I fell into the trap with camera equipment. That is, the marketing trap that makes me believe that I need all the latest features and best equipment. Maybe you’ve fallen into this trap too. Perhaps you even understand that the latest features aren’t necessary, but you can afford them. It is a trap though, and one that has been fine tuned and crafted by the manufacturers with decades of expertise marketing to make you feel that you need the latest product.
Canon, Nikon, Sony would all like you to believe that you can’t live without the latest features that they only recently released in their cameras. They’re extremely effective.
I’d like to argue against this. It’s going to be hard to compete with these marketing folks. But here goes…
Let’s get the elephant in the room out of the way. Price! It’s probably the best reason you’d buy something older. The price difference between the latest equipment and last year’s models cannot be ignored. Even more so when you factor in older models are likely on the used market.
Older equipment will still take excellent pictures. Not just passable, but excellent pictures. At the end of the day, this is what matters. Ask yourself where is my picture going to end up? Are you sharing it to the web? Are you printing it? Most of the time the picture is shrinking down to a paltry instagram size resolution. Not sure what you needed 60+ megapixels of resolution for.
In a lot of ways, the older, dedicated autofocus systems in DSLRs (and SLRs) were better than what we have in the mirrorless world. Those old phase detect systems locked on quickly. The biggest difference here is that modern mirrorless offer 300+ autofocus points. This doesn’t bother me since I generally use a center focus point and recompose like photographers have been doing for a century. It’s quicker than moving an autofocus with a thumbstick or even touching the screen with a touch-to-focus back panel.
There are some cons.
Resolution
Megapixels are an overhyped stat line that was used in marketing. It’s not that important, unless you like to crop a lot. I tend to barely crop these days. True, when I was just getting back into photography, I missed the shot quite a lot and needed to crop quite a bit in post production. That was my sloppiness. I was constantly tilting my horizons, and not in an artful, purposeful way. I’d not think about the edges of the frame when composing and just capture the shot. After editing many of my own mistakes, I started to become conscious of these decisions when I was shooting and correcting in camera. I still give myself some leeway around the borders for minimal rotation and cropping, but it’s really just a precaution.
Dynamic Range
Newer sensors are pretty amazing when it comes to dynamic range. To be able to rescue shadows 15 stops underexposed is great. Though, that 15 stops that is advertised in more like 7-10. You’ll introduce grain and noise after that. Regardless, it’s a nice feature. It’s also a feature that you hopefully won’t need often. Unless you’re creating HDR images by developing an image with extreme exposure differences for the highlights and the shadows then composing them to make a final image, you probably will never need this type of dynamic range. Even then, the older DSLR’s have a decent amount of dynamic range for this. If you think a 12 year old DSLR has bad dynamic range, pick up a film camera. Then, for extra fun, feed it slide film.
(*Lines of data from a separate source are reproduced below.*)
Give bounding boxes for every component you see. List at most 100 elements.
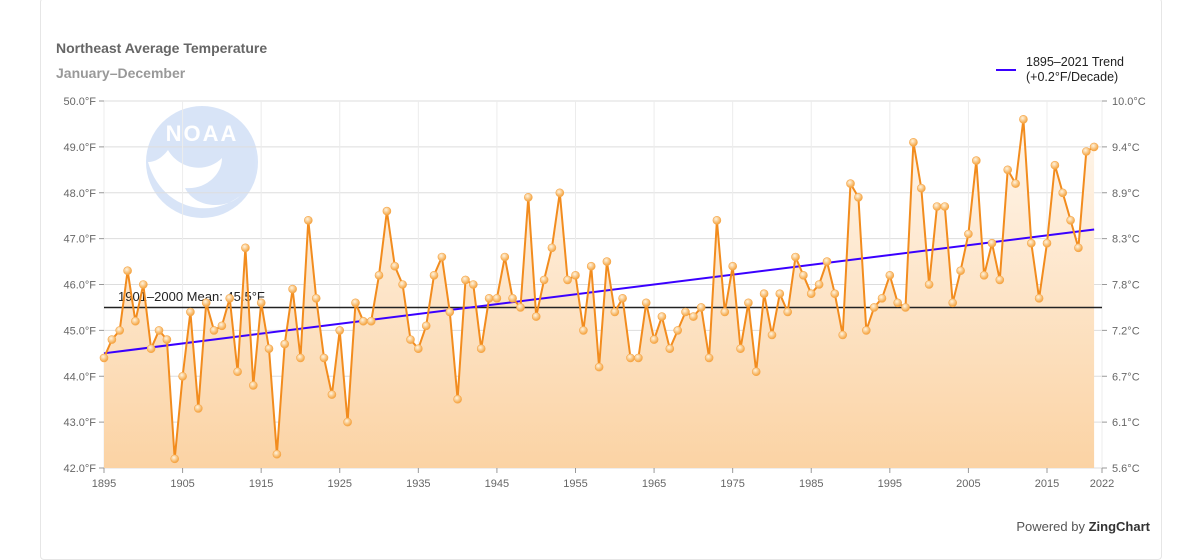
data-point-1983[interactable] <box>791 252 800 262</box>
data-point-1990[interactable] <box>846 179 855 188</box>
data-point-1918[interactable] <box>280 339 290 349</box>
data-point-1915[interactable] <box>256 298 266 308</box>
data-point-1942[interactable] <box>468 280 478 289</box>
data-point-1901[interactable] <box>146 344 156 354</box>
data-point-1925[interactable] <box>335 326 345 335</box>
data-point-1991[interactable] <box>854 193 863 202</box>
data-point-1949[interactable] <box>523 193 533 202</box>
data-point-1979[interactable] <box>759 289 769 299</box>
data-point-1976[interactable] <box>736 344 745 354</box>
data-point-2015[interactable] <box>1042 238 1052 248</box>
data-point-1930[interactable] <box>374 270 384 280</box>
data-point-1905[interactable] <box>178 371 187 381</box>
data-point-2014[interactable] <box>1034 293 1044 303</box>
data-point-1955[interactable] <box>571 270 580 280</box>
data-point-1948[interactable] <box>516 303 525 312</box>
data-point-1965[interactable] <box>649 335 659 344</box>
data-point-1924[interactable] <box>327 390 337 399</box>
data-point-1902[interactable] <box>154 326 164 335</box>
data-point-2000[interactable] <box>924 280 934 289</box>
data-point-1977[interactable] <box>744 298 753 308</box>
data-point-2017[interactable] <box>1058 188 1067 198</box>
data-point-1951[interactable] <box>539 275 549 285</box>
data-point-2011[interactable] <box>1011 179 1020 188</box>
data-point-1966[interactable] <box>657 312 667 321</box>
data-point-1928[interactable] <box>358 316 368 326</box>
data-point-1913[interactable] <box>241 243 250 253</box>
data-point-1988[interactable] <box>830 289 840 299</box>
data-point-1931[interactable] <box>382 206 392 216</box>
data-point-1900[interactable] <box>139 280 148 289</box>
data-point-1947[interactable] <box>508 293 517 303</box>
data-point-1938[interactable] <box>437 252 447 262</box>
data-point-2007[interactable] <box>979 270 989 280</box>
data-point-1917[interactable] <box>272 449 282 459</box>
data-point-1961[interactable] <box>618 293 627 303</box>
data-point-1957[interactable] <box>586 261 596 271</box>
data-point-1940[interactable] <box>453 394 462 404</box>
data-point-1970[interactable] <box>689 312 698 321</box>
data-point-1904[interactable] <box>170 454 179 464</box>
data-point-1954[interactable] <box>563 275 572 285</box>
data-point-2012[interactable] <box>1019 115 1028 124</box>
data-point-1911[interactable] <box>225 293 234 303</box>
data-point-1910[interactable] <box>217 321 227 331</box>
data-point-2020[interactable] <box>1082 147 1091 156</box>
data-point-2018[interactable] <box>1066 216 1075 225</box>
data-point-1914[interactable] <box>249 381 258 390</box>
data-point-1972[interactable] <box>704 353 714 363</box>
data-point-1973[interactable] <box>712 216 722 225</box>
data-point-1952[interactable] <box>547 243 557 253</box>
data-point-1999[interactable] <box>916 183 926 193</box>
data-point-1906[interactable] <box>186 307 195 317</box>
data-point-1996[interactable] <box>893 298 903 308</box>
data-point-1995[interactable] <box>885 270 895 280</box>
data-point-1945[interactable] <box>492 293 502 303</box>
data-point-1912[interactable] <box>233 367 242 377</box>
data-point-2021[interactable] <box>1089 142 1099 152</box>
data-point-2019[interactable] <box>1074 243 1083 253</box>
data-point-2008[interactable] <box>987 238 997 248</box>
data-point-1967[interactable] <box>665 344 675 354</box>
data-point-1943[interactable] <box>476 344 486 354</box>
data-point-1927[interactable] <box>351 298 360 308</box>
data-point-1971[interactable] <box>696 303 706 312</box>
data-point-1936[interactable] <box>421 321 431 331</box>
data-point-1953[interactable] <box>555 188 565 198</box>
data-point-1935[interactable] <box>413 344 423 354</box>
data-point-2013[interactable] <box>1027 238 1036 248</box>
data-point-1989[interactable] <box>838 330 848 340</box>
data-point-1963[interactable] <box>634 353 643 363</box>
powered-by-credit[interactable]: Powered by ZingChart <box>1016 519 1150 534</box>
data-point-1958[interactable] <box>594 362 604 372</box>
data-point-1937[interactable] <box>429 270 439 280</box>
data-point-1909[interactable] <box>209 326 219 335</box>
data-point-1929[interactable] <box>366 316 376 326</box>
data-point-1960[interactable] <box>610 307 620 317</box>
data-point-1969[interactable] <box>681 307 690 317</box>
data-point-1987[interactable] <box>822 257 832 266</box>
data-point-1908[interactable] <box>201 298 211 308</box>
data-point-1985[interactable] <box>806 289 816 299</box>
data-point-1933[interactable] <box>398 280 407 289</box>
data-point-1984[interactable] <box>799 270 808 280</box>
data-point-1916[interactable] <box>264 344 274 354</box>
data-point-1956[interactable] <box>579 326 588 335</box>
data-point-1986[interactable] <box>814 280 824 289</box>
data-point-1920[interactable] <box>296 353 305 363</box>
data-point-2001[interactable] <box>932 202 942 211</box>
data-point-1975[interactable] <box>728 261 738 271</box>
data-point-1895[interactable] <box>99 353 109 363</box>
data-point-1997[interactable] <box>901 303 910 312</box>
data-point-1946[interactable] <box>500 252 510 262</box>
data-point-2004[interactable] <box>956 266 965 276</box>
data-point-1959[interactable] <box>602 257 612 266</box>
data-point-1922[interactable] <box>311 293 321 303</box>
data-point-1980[interactable] <box>767 330 777 340</box>
data-point-1923[interactable] <box>319 353 329 363</box>
data-point-1921[interactable] <box>303 216 313 225</box>
data-point-1903[interactable] <box>162 335 172 344</box>
data-point-2005[interactable] <box>964 229 973 239</box>
data-point-2003[interactable] <box>948 298 958 308</box>
data-point-1974[interactable] <box>720 307 730 317</box>
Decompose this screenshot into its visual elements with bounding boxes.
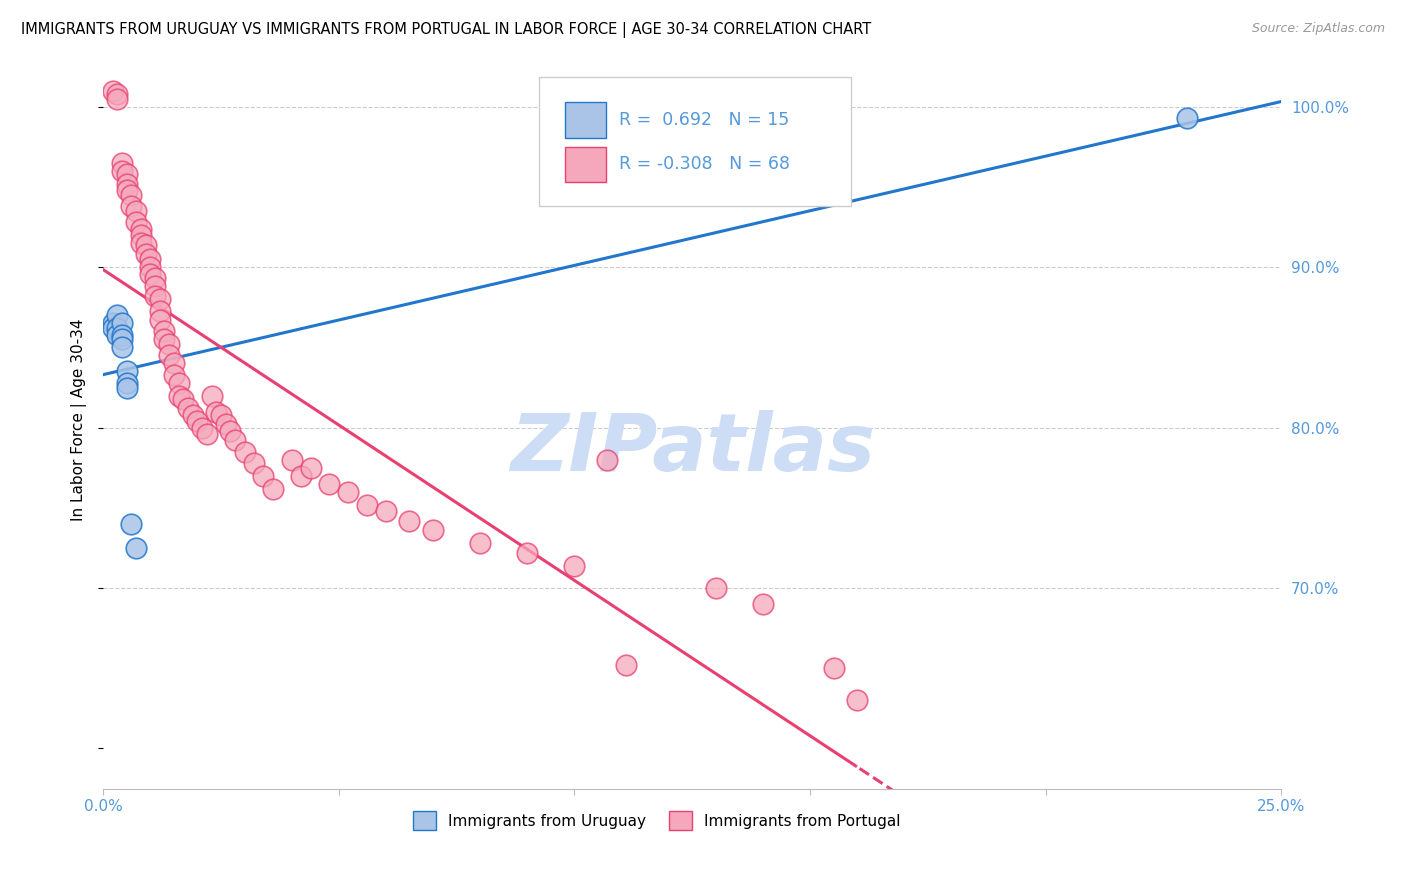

Again, this is something that you get better at doing with practice though. You’ll get better results, regardless of the equipment if you learn to expose properly in camera.
It should be said, that this is also a hinderance. Because there is so much leeway to “save” the picture later, you don’t spend the time to get the picture right in camera. The result is never as good as if you had achieved it in camera. If you have a camera with less dynamic range, you’ll definitely learn how to expose better.
Shooting style
This matters. If you’re shooting landscapes, autofocus with face detection might not be that important to you. Autofocus at all might not be that important to you.
I find myself using vintage glass with adapters quite a bit these days. I like the imperfect look of it. It has a quality that is enjoyable. None of them have autofocus. I find them quite usable. I use them for everything, from street photography to landscapes. If this is you, you’re wasting your money on fancy autofocus systems.
As far as I can tell, face/eye detection autofocus is for the working professional that has limited time with a model. My subjects and style of photography rarely need face detection.